What the Atlas covers today.

DomainCoverage
General text embeddingsmeasured
Vendor embedding APIsmeasured
Open-weight embedding modelsmeasured
Vision embeddingsmeasured
Scientific textmeasured
Physics PDE fieldsmeasured
Equivariant atomic representationsmeasured
QTT-native 3D fieldsmeasured
Text / vision compressed certificationpending
Protein language modelsplanned

Measurement integrity

The Atlas is built as an auditable measurement system.

Most rows are fp32 calibration rows. Only rows explicitly marked as compressed-certified should be treated as deployment-certified for compressed serving.

  • ·fixed calibration constants
  • ·fp64 brute-force ground truth
  • ·hardware-independent classification
  • ·signed rollup checkpoints
  • ·machine-readable row provenance
  • ·explicit class scope
  • ·explicit compression-certification status

Public assets

Three ways to engage with the Atlas.

Public Atlas Table

A cleaned, publishable table of measured rows, compressed-certified rows, stability results, and QTT-native tensor measurements.

Technical Report 001

A technical whitepaper explaining the Atlas method, measured results, and platform implications.

Atlas Assessment

A customer-specific measurement pass that classifies how a real corpus behaves under the HX-SDP structural data platform.

FAQ

Common questions about the Atlas.

Is the Atlas a model leaderboard?

No. The Atlas is a deployment behavior map. It measures what the system should do with a model/corpus/data pair, not just which model has the highest score.

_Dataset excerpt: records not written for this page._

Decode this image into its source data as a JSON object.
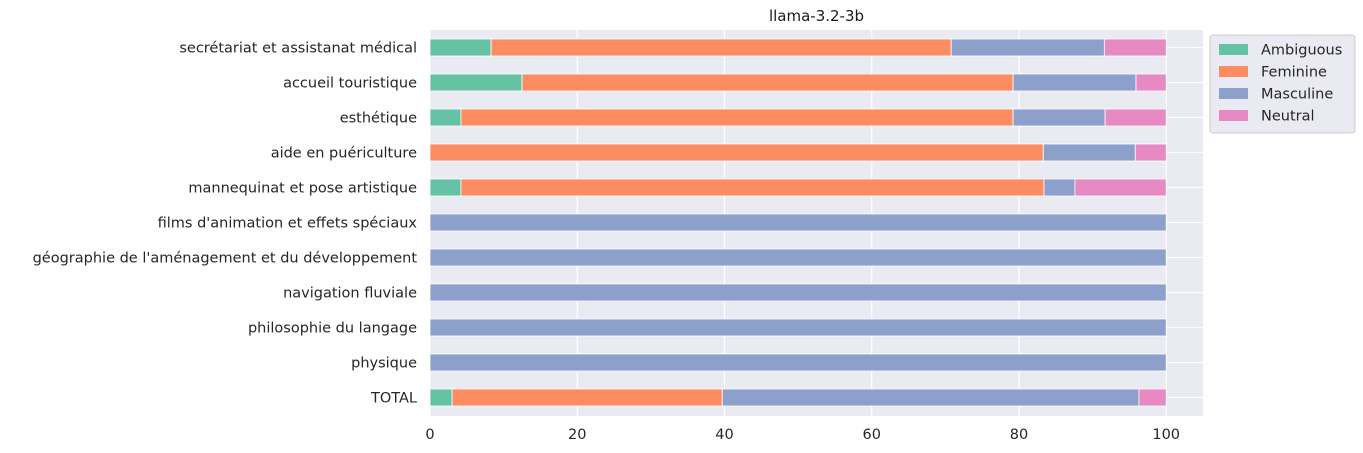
{
  "chart_data": {
    "type": "bar",
    "orientation": "horizontal",
    "stacked": true,
    "title": "llama-3.2-3b",
    "xlabel": "",
    "ylabel": "",
    "xlim": [
      0,
      105
    ],
    "xticks": [
      0,
      20,
      40,
      60,
      80,
      100
    ],
    "grid": true,
    "legend_position": "top-right, outside plot",
    "categories": [
      "secrétariat et assistanat médical",
      "accueil touristique",
      "esthétique",
      "aide en puériculture",
      "mannequinat et pose artistique",
      "films d'animation et effets spéciaux",
      "géographie de l'aménagement et du développement",
      "navigation fluviale",
      "philosophie du langage",
      "physique",
      "TOTAL"
    ],
    "series": [
      {
        "name": "Ambiguous",
        "color": "#66c2a5",
        "values": [
          8.3,
          12.5,
          4.2,
          0,
          4.2,
          0,
          0,
          0,
          0,
          0,
          3.0
        ]
      },
      {
        "name": "Feminine",
        "color": "#fc8d62",
        "values": [
          62.5,
          66.7,
          75.0,
          83.3,
          79.2,
          0,
          0,
          0,
          0,
          0,
          36.7
        ]
      },
      {
        "name": "Masculine",
        "color": "#8da0cb",
        "values": [
          20.8,
          16.7,
          12.5,
          12.5,
          4.2,
          100,
          100,
          100,
          100,
          100,
          56.6
        ]
      },
      {
        "name": "Neutral",
        "color": "#e78ac3",
        "values": [
          8.4,
          4.1,
          8.3,
          4.2,
          12.4,
          0,
          0,
          0,
          0,
          0,
          3.7
        ]
      }
    ]
  }
}
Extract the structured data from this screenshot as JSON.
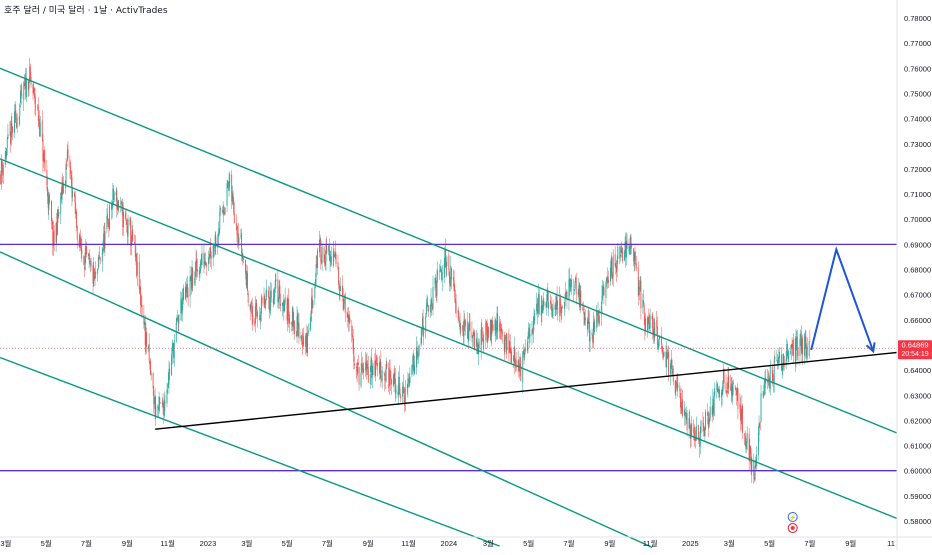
{
  "header": {
    "symbol_title": "호주 달러 / 미국 달러 · 1날 · ActivTrades"
  },
  "price_badge": {
    "price": "0.64869",
    "countdown": "20:54:19"
  },
  "colors": {
    "up": "#26a69a",
    "down": "#ef5350",
    "channel": "#089981",
    "horizontal": "#5b2bd6",
    "support": "#000000",
    "projection": "#1e55d6",
    "badge": "#f23645",
    "axis_text": "#131722"
  },
  "chart_data": {
    "type": "candlestick",
    "y_axis": {
      "min": 0.575,
      "max": 0.785,
      "ticks": [
        "0.78000",
        "0.77000",
        "0.76000",
        "0.75000",
        "0.74000",
        "0.73000",
        "0.72000",
        "0.71000",
        "0.70000",
        "0.69000",
        "0.68000",
        "0.67000",
        "0.66000",
        "0.65000",
        "0.64000",
        "0.63000",
        "0.62000",
        "0.61000",
        "0.60000",
        "0.59000",
        "0.58000"
      ]
    },
    "x_axis": {
      "start": "2022-02-20",
      "end": "2025-11-10",
      "ticks": [
        {
          "date": "2022-03-01",
          "label": "3월"
        },
        {
          "date": "2022-05-01",
          "label": "5월"
        },
        {
          "date": "2022-07-01",
          "label": "7월"
        },
        {
          "date": "2022-09-01",
          "label": "9월"
        },
        {
          "date": "2022-11-01",
          "label": "11월"
        },
        {
          "date": "2023-01-01",
          "label": "2023"
        },
        {
          "date": "2023-03-01",
          "label": "3월"
        },
        {
          "date": "2023-05-01",
          "label": "5월"
        },
        {
          "date": "2023-07-01",
          "label": "7월"
        },
        {
          "date": "2023-09-01",
          "label": "9월"
        },
        {
          "date": "2023-11-01",
          "label": "11월"
        },
        {
          "date": "2024-01-01",
          "label": "2024"
        },
        {
          "date": "2024-03-01",
          "label": "3월"
        },
        {
          "date": "2024-05-01",
          "label": "5월"
        },
        {
          "date": "2024-07-01",
          "label": "7월"
        },
        {
          "date": "2024-09-01",
          "label": "9월"
        },
        {
          "date": "2024-11-01",
          "label": "11월"
        },
        {
          "date": "2025-01-01",
          "label": "2025"
        },
        {
          "date": "2025-03-01",
          "label": "3월"
        },
        {
          "date": "2025-05-01",
          "label": "5월"
        },
        {
          "date": "2025-07-01",
          "label": "7월"
        },
        {
          "date": "2025-09-01",
          "label": "9월"
        },
        {
          "date": "2025-11-01",
          "label": "11"
        }
      ]
    },
    "price_path": [
      [
        "2022-02-20",
        0.718
      ],
      [
        "2022-03-10",
        0.735
      ],
      [
        "2022-04-05",
        0.757
      ],
      [
        "2022-04-20",
        0.74
      ],
      [
        "2022-05-12",
        0.69
      ],
      [
        "2022-06-03",
        0.725
      ],
      [
        "2022-06-20",
        0.69
      ],
      [
        "2022-07-14",
        0.675
      ],
      [
        "2022-08-12",
        0.71
      ],
      [
        "2022-09-10",
        0.69
      ],
      [
        "2022-10-13",
        0.625
      ],
      [
        "2022-10-25",
        0.625
      ],
      [
        "2022-11-20",
        0.665
      ],
      [
        "2022-12-15",
        0.68
      ],
      [
        "2023-01-10",
        0.69
      ],
      [
        "2023-02-02",
        0.714
      ],
      [
        "2023-02-20",
        0.69
      ],
      [
        "2023-03-10",
        0.66
      ],
      [
        "2023-04-14",
        0.672
      ],
      [
        "2023-05-31",
        0.65
      ],
      [
        "2023-06-17",
        0.688
      ],
      [
        "2023-07-14",
        0.683
      ],
      [
        "2023-08-17",
        0.638
      ],
      [
        "2023-09-15",
        0.642
      ],
      [
        "2023-10-26",
        0.63
      ],
      [
        "2023-11-20",
        0.655
      ],
      [
        "2023-12-28",
        0.685
      ],
      [
        "2024-01-20",
        0.658
      ],
      [
        "2024-02-15",
        0.65
      ],
      [
        "2024-03-10",
        0.66
      ],
      [
        "2024-04-19",
        0.64
      ],
      [
        "2024-05-16",
        0.667
      ],
      [
        "2024-06-20",
        0.666
      ],
      [
        "2024-07-08",
        0.675
      ],
      [
        "2024-08-05",
        0.653
      ],
      [
        "2024-08-30",
        0.678
      ],
      [
        "2024-09-30",
        0.692
      ],
      [
        "2024-10-25",
        0.66
      ],
      [
        "2024-11-20",
        0.65
      ],
      [
        "2024-12-25",
        0.62
      ],
      [
        "2025-01-13",
        0.613
      ],
      [
        "2025-02-20",
        0.637
      ],
      [
        "2025-03-15",
        0.628
      ],
      [
        "2025-04-08",
        0.596
      ],
      [
        "2025-04-20",
        0.632
      ],
      [
        "2025-05-20",
        0.645
      ],
      [
        "2025-06-20",
        0.65
      ],
      [
        "2025-07-01",
        0.6487
      ]
    ],
    "drawings": {
      "horizontal_lines": [
        0.69,
        0.6
      ],
      "channel_lines": [
        {
          "from": [
            "2022-02-20",
            0.76
          ],
          "to": [
            "2025-11-10",
            0.615
          ]
        },
        {
          "from": [
            "2022-02-20",
            0.724
          ],
          "to": [
            "2025-11-10",
            0.581
          ]
        },
        {
          "from": [
            "2022-02-20",
            0.687
          ],
          "to": [
            "2024-11-04",
            0.5695
          ]
        },
        {
          "from": [
            "2022-02-20",
            0.645
          ],
          "to": [
            "2024-03-18",
            0.57
          ]
        }
      ],
      "support_line": {
        "from": [
          "2022-10-13",
          0.6165
        ],
        "to": [
          "2025-11-10",
          0.647
        ]
      },
      "projection": [
        [
          "2025-07-03",
          0.648
        ],
        [
          "2025-08-10",
          0.688
        ],
        [
          "2025-10-05",
          0.6475
        ]
      ]
    }
  }
}
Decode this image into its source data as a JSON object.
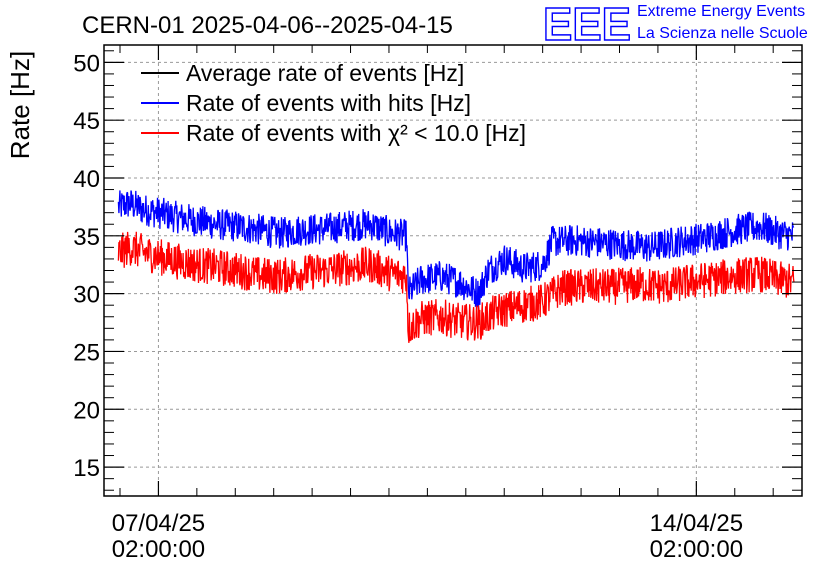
{
  "chart_data": {
    "type": "line",
    "title": "CERN-01 2025-04-06--2025-04-15",
    "xlabel": "",
    "ylabel": "Rate [Hz]",
    "x_range": [
      "2025-04-06 09:00:00",
      "2025-04-15 11:00:00"
    ],
    "ylim": [
      12.5,
      51.5
    ],
    "y_ticks": [
      "15",
      "20",
      "25",
      "30",
      "35",
      "40",
      "45",
      "50"
    ],
    "x_ticks": [
      {
        "date": "07/04/25",
        "time": "02:00:00",
        "at": "2025-04-07 02:00:00"
      },
      {
        "date": "14/04/25",
        "time": "02:00:00",
        "at": "2025-04-14 02:00:00"
      }
    ],
    "grid": true,
    "legend_position": "top-left",
    "series": [
      {
        "name": "Average rate of events [Hz]",
        "color": "#000000",
        "points": []
      },
      {
        "name": "Rate of events with hits [Hz]",
        "color": "#0000ff",
        "noise": 1.4,
        "points": [
          [
            "2025-04-06 13:30:00",
            37.5
          ],
          [
            "2025-04-06 17:00:00",
            37.8
          ],
          [
            "2025-04-06 21:00:00",
            37.3
          ],
          [
            "2025-04-07 02:00:00",
            37.0
          ],
          [
            "2025-04-07 08:00:00",
            36.6
          ],
          [
            "2025-04-07 14:00:00",
            36.3
          ],
          [
            "2025-04-07 20:00:00",
            36.0
          ],
          [
            "2025-04-08 03:00:00",
            35.8
          ],
          [
            "2025-04-08 10:00:00",
            35.5
          ],
          [
            "2025-04-08 16:00:00",
            35.2
          ],
          [
            "2025-04-08 22:00:00",
            35.5
          ],
          [
            "2025-04-09 06:00:00",
            35.6
          ],
          [
            "2025-04-09 14:00:00",
            35.9
          ],
          [
            "2025-04-09 20:00:00",
            36.0
          ],
          [
            "2025-04-10 02:00:00",
            35.3
          ],
          [
            "2025-04-10 07:30:00",
            35.0
          ],
          [
            "2025-04-10 08:00:00",
            30.0
          ],
          [
            "2025-04-10 12:00:00",
            31.2
          ],
          [
            "2025-04-10 18:00:00",
            31.5
          ],
          [
            "2025-04-11 00:00:00",
            31.0
          ],
          [
            "2025-04-11 06:00:00",
            30.0
          ],
          [
            "2025-04-11 09:00:00",
            32.0
          ],
          [
            "2025-04-11 14:00:00",
            33.0
          ],
          [
            "2025-04-11 20:00:00",
            32.2
          ],
          [
            "2025-04-12 02:00:00",
            32.5
          ],
          [
            "2025-04-12 05:00:00",
            34.5
          ],
          [
            "2025-04-12 12:00:00",
            34.6
          ],
          [
            "2025-04-12 20:00:00",
            34.4
          ],
          [
            "2025-04-13 04:00:00",
            34.2
          ],
          [
            "2025-04-13 12:00:00",
            34.0
          ],
          [
            "2025-04-13 20:00:00",
            34.5
          ],
          [
            "2025-04-14 04:00:00",
            34.8
          ],
          [
            "2025-04-14 10:00:00",
            35.2
          ],
          [
            "2025-04-14 16:00:00",
            35.6
          ],
          [
            "2025-04-14 22:00:00",
            35.8
          ],
          [
            "2025-04-15 04:00:00",
            35.2
          ],
          [
            "2025-04-15 08:30:00",
            35.0
          ]
        ]
      },
      {
        "name": "Rate of events with χ² < 10.0 [Hz]",
        "color": "#ff0000",
        "noise": 1.6,
        "points": [
          [
            "2025-04-06 13:30:00",
            33.5
          ],
          [
            "2025-04-06 17:00:00",
            34.0
          ],
          [
            "2025-04-06 21:00:00",
            33.6
          ],
          [
            "2025-04-07 02:00:00",
            33.2
          ],
          [
            "2025-04-07 08:00:00",
            32.8
          ],
          [
            "2025-04-07 14:00:00",
            32.5
          ],
          [
            "2025-04-07 20:00:00",
            32.3
          ],
          [
            "2025-04-08 03:00:00",
            32.0
          ],
          [
            "2025-04-08 10:00:00",
            31.6
          ],
          [
            "2025-04-08 16:00:00",
            31.5
          ],
          [
            "2025-04-08 22:00:00",
            31.8
          ],
          [
            "2025-04-09 06:00:00",
            32.0
          ],
          [
            "2025-04-09 14:00:00",
            32.3
          ],
          [
            "2025-04-09 20:00:00",
            32.5
          ],
          [
            "2025-04-10 02:00:00",
            31.8
          ],
          [
            "2025-04-10 07:30:00",
            31.5
          ],
          [
            "2025-04-10 08:00:00",
            27.0
          ],
          [
            "2025-04-10 12:00:00",
            27.8
          ],
          [
            "2025-04-10 18:00:00",
            28.0
          ],
          [
            "2025-04-11 00:00:00",
            27.6
          ],
          [
            "2025-04-11 06:00:00",
            27.5
          ],
          [
            "2025-04-11 12:00:00",
            28.5
          ],
          [
            "2025-04-11 20:00:00",
            29.0
          ],
          [
            "2025-04-12 02:00:00",
            29.3
          ],
          [
            "2025-04-12 08:00:00",
            30.5
          ],
          [
            "2025-04-12 16:00:00",
            30.6
          ],
          [
            "2025-04-13 00:00:00",
            30.6
          ],
          [
            "2025-04-13 08:00:00",
            30.8
          ],
          [
            "2025-04-13 16:00:00",
            30.6
          ],
          [
            "2025-04-14 00:00:00",
            31.0
          ],
          [
            "2025-04-14 08:00:00",
            31.3
          ],
          [
            "2025-04-14 16:00:00",
            31.6
          ],
          [
            "2025-04-14 22:00:00",
            31.7
          ],
          [
            "2025-04-15 04:00:00",
            31.2
          ],
          [
            "2025-04-15 08:30:00",
            31.0
          ]
        ]
      }
    ]
  },
  "logo": {
    "mark": "EEE",
    "line1": "Extreme Energy Events",
    "line2": "La Scienza nelle Scuole",
    "color": "#0000ff"
  }
}
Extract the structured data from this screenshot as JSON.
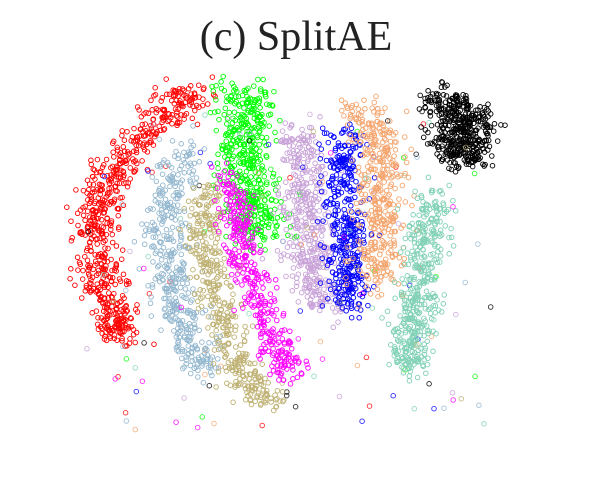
{
  "chart_data": {
    "type": "scatter",
    "title": "(c) SplitAE",
    "subtitle": "",
    "xlabel": "",
    "ylabel": "",
    "axes_visible": false,
    "grid": false,
    "legend": "none",
    "marker": "hollow-circle",
    "xlim": [
      0,
      100
    ],
    "ylim": [
      0,
      100
    ],
    "series": [
      {
        "color": "#ff0000",
        "count": 650,
        "points": [
          [
            30.5,
            97
          ],
          [
            25,
            91
          ],
          [
            18,
            83
          ],
          [
            13,
            74
          ],
          [
            10.5,
            65
          ],
          [
            11,
            56
          ],
          [
            12.5,
            47
          ],
          [
            14.5,
            39
          ],
          [
            15.5,
            34
          ]
        ],
        "spread": 3.2
      },
      {
        "color": "#00ff00",
        "count": 480,
        "points": [
          [
            40.5,
            98
          ],
          [
            42,
            90
          ],
          [
            41,
            82
          ],
          [
            42.5,
            74
          ],
          [
            44,
            66
          ],
          [
            45,
            60
          ]
        ],
        "spread": 3.8
      },
      {
        "color": "#c8a2d8",
        "count": 450,
        "points": [
          [
            52,
            87
          ],
          [
            54,
            78
          ],
          [
            53,
            70
          ],
          [
            54,
            62
          ],
          [
            55,
            54
          ],
          [
            56,
            47
          ],
          [
            58,
            42
          ]
        ],
        "spread": 3.4
      },
      {
        "color": "#0000ff",
        "count": 420,
        "points": [
          [
            61.5,
            87
          ],
          [
            62,
            79
          ],
          [
            61,
            71
          ],
          [
            62.5,
            63
          ],
          [
            62,
            55
          ],
          [
            62.5,
            47
          ],
          [
            63,
            42
          ]
        ],
        "spread": 2.9
      },
      {
        "color": "#f5a56e",
        "count": 420,
        "points": [
          [
            65,
            93
          ],
          [
            68,
            86
          ],
          [
            70,
            78
          ],
          [
            69,
            70
          ],
          [
            70,
            62
          ],
          [
            69,
            54
          ],
          [
            68.5,
            48
          ]
        ],
        "spread": 3.4
      },
      {
        "color": "#000000",
        "count": 460,
        "points": [
          [
            81,
            96
          ],
          [
            85,
            93
          ],
          [
            89,
            89
          ],
          [
            83,
            86
          ],
          [
            88,
            82
          ],
          [
            85,
            80
          ]
        ],
        "spread": 3.6
      },
      {
        "color": "#80d1b6",
        "count": 440,
        "points": [
          [
            80,
            70
          ],
          [
            79,
            62
          ],
          [
            78,
            54
          ],
          [
            77,
            46
          ],
          [
            76,
            38
          ],
          [
            75,
            31
          ],
          [
            76,
            26
          ]
        ],
        "spread": 3.0
      },
      {
        "color": "#93b7cf",
        "count": 430,
        "points": [
          [
            30,
            84
          ],
          [
            27,
            75
          ],
          [
            25,
            66
          ],
          [
            25,
            58
          ],
          [
            26,
            50
          ],
          [
            28,
            42
          ],
          [
            29,
            36
          ],
          [
            31,
            30
          ],
          [
            33,
            26
          ]
        ],
        "spread": 2.9
      },
      {
        "color": "#bfb173",
        "count": 420,
        "points": [
          [
            33.5,
            72
          ],
          [
            33,
            64
          ],
          [
            33.5,
            56
          ],
          [
            35,
            48
          ],
          [
            36.5,
            40
          ],
          [
            38,
            32
          ],
          [
            40,
            26
          ],
          [
            43,
            21
          ],
          [
            47,
            18
          ]
        ],
        "spread": 2.7
      },
      {
        "color": "#ff00ff",
        "count": 380,
        "points": [
          [
            37.5,
            76
          ],
          [
            39,
            69
          ],
          [
            40,
            62
          ],
          [
            41,
            55
          ],
          [
            43,
            48
          ],
          [
            45,
            41
          ],
          [
            47,
            34
          ],
          [
            49,
            28
          ],
          [
            50,
            24
          ]
        ],
        "spread": 2.6
      }
    ]
  }
}
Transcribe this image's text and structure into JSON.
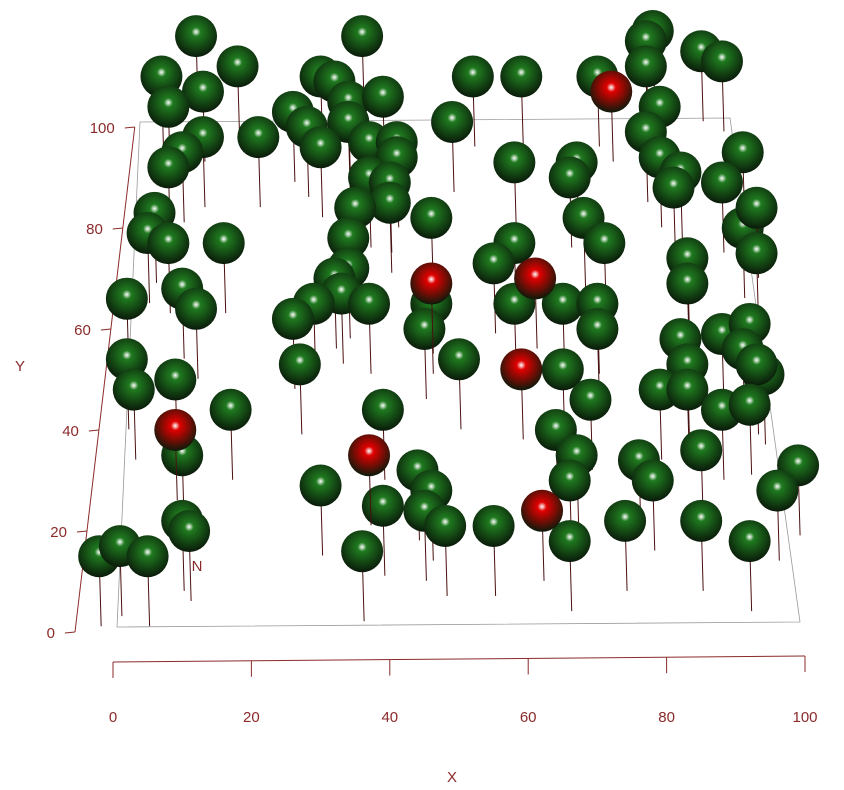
{
  "chart_data": {
    "type": "scatter3d",
    "x_label": "X",
    "y_label": "Y",
    "annotation": "N",
    "xlim": [
      0,
      100
    ],
    "ylim": [
      0,
      100
    ],
    "xticks": [
      0,
      20,
      40,
      60,
      80,
      100
    ],
    "yticks": [
      0,
      20,
      40,
      60,
      80,
      100
    ],
    "axis_color": "#8b2a2a",
    "series": [
      {
        "name": "green",
        "color": "#1f7a1f",
        "x": [
          12,
          36,
          78,
          77,
          85,
          88,
          18,
          7,
          30,
          32,
          13,
          52,
          59,
          70,
          77,
          8,
          34,
          39,
          79,
          26,
          28,
          34,
          49,
          21,
          13,
          10,
          30,
          37,
          41,
          41,
          58,
          67,
          66,
          77,
          79,
          82,
          81,
          91,
          88,
          8,
          37,
          40,
          40,
          35,
          6,
          5,
          8,
          16,
          34,
          46,
          58,
          55,
          68,
          71,
          83,
          83,
          91,
          93,
          93,
          34,
          32,
          33,
          29,
          26,
          37,
          46,
          45,
          58,
          65,
          70,
          70,
          2,
          10,
          12,
          82,
          88,
          92,
          91,
          2,
          3,
          27,
          50,
          65,
          83,
          79,
          83,
          94,
          93,
          17,
          39,
          9,
          69,
          88,
          92,
          64,
          85,
          10,
          67,
          76,
          78,
          99,
          96,
          66,
          30,
          39,
          44,
          46,
          45,
          48,
          55,
          10,
          11,
          -2,
          1,
          5,
          36,
          66,
          74,
          85,
          92
        ],
        "values": [
          118,
          118,
          119,
          117,
          115,
          113,
          112,
          110,
          110,
          109,
          107,
          110,
          110,
          110,
          112,
          104,
          105,
          106,
          104,
          103,
          100,
          101,
          101,
          98,
          98,
          95,
          96,
          97,
          97,
          94,
          93,
          93,
          90,
          99,
          94,
          91,
          88,
          95,
          89,
          92,
          90,
          89,
          85,
          84,
          83,
          79,
          77,
          77,
          78,
          82,
          77,
          73,
          82,
          77,
          74,
          69,
          80,
          84,
          75,
          72,
          70,
          67,
          65,
          62,
          65,
          65,
          60,
          65,
          65,
          65,
          60,
          66,
          68,
          64,
          58,
          59,
          61,
          56,
          54,
          48,
          53,
          54,
          52,
          53,
          48,
          48,
          51,
          53,
          44,
          44,
          50,
          46,
          44,
          45,
          40,
          36,
          35,
          35,
          34,
          30,
          33,
          28,
          30,
          29,
          25,
          32,
          28,
          24,
          21,
          21,
          22,
          20,
          15,
          17,
          15,
          16,
          18,
          22,
          22,
          18
        ]
      },
      {
        "name": "red",
        "color": "#e00000",
        "x": [
          72,
          46,
          61,
          59,
          9,
          37,
          62
        ],
        "values": [
          107,
          69,
          70,
          52,
          40,
          35,
          24
        ]
      }
    ]
  }
}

Does A_ELITE mean TQ4-certified?

Not by default. In fp32 calibration, A_ELITE means native rerank utility is at least +1.0 pp. TQ4 readiness requires compressed-path certification.

Why does cross-corpus stability matter?

A model that behaves well on one corpus may drift on another. The Atlas measures whether model behavior survives domain shift.

Why does QTT appear in the Atlas?

QTT is evaluated where tensor structure is real. The Atlas distinguishes between flattened embeddings, where QTT may not be appropriate, and native tensor fields, where QTT can produce very high compression.

What does HolonomiX do with the Atlas?

HolonomiX uses the Atlas to guide HX-SDP execution policy: reduce, rerank, compress, tensorize, certify, or preserve the exact path based on measured structure.

Before optimization

Before data can be optimized, it has to be understood.

HolonomiX built the Atlas to measure the structure of data before the platform decides what to do with it. The result is a practical execution map: when to reduce, when to rerank, when to compress, when to tensorize, when to leave the data alone.

Data has structure. The Atlas measures it.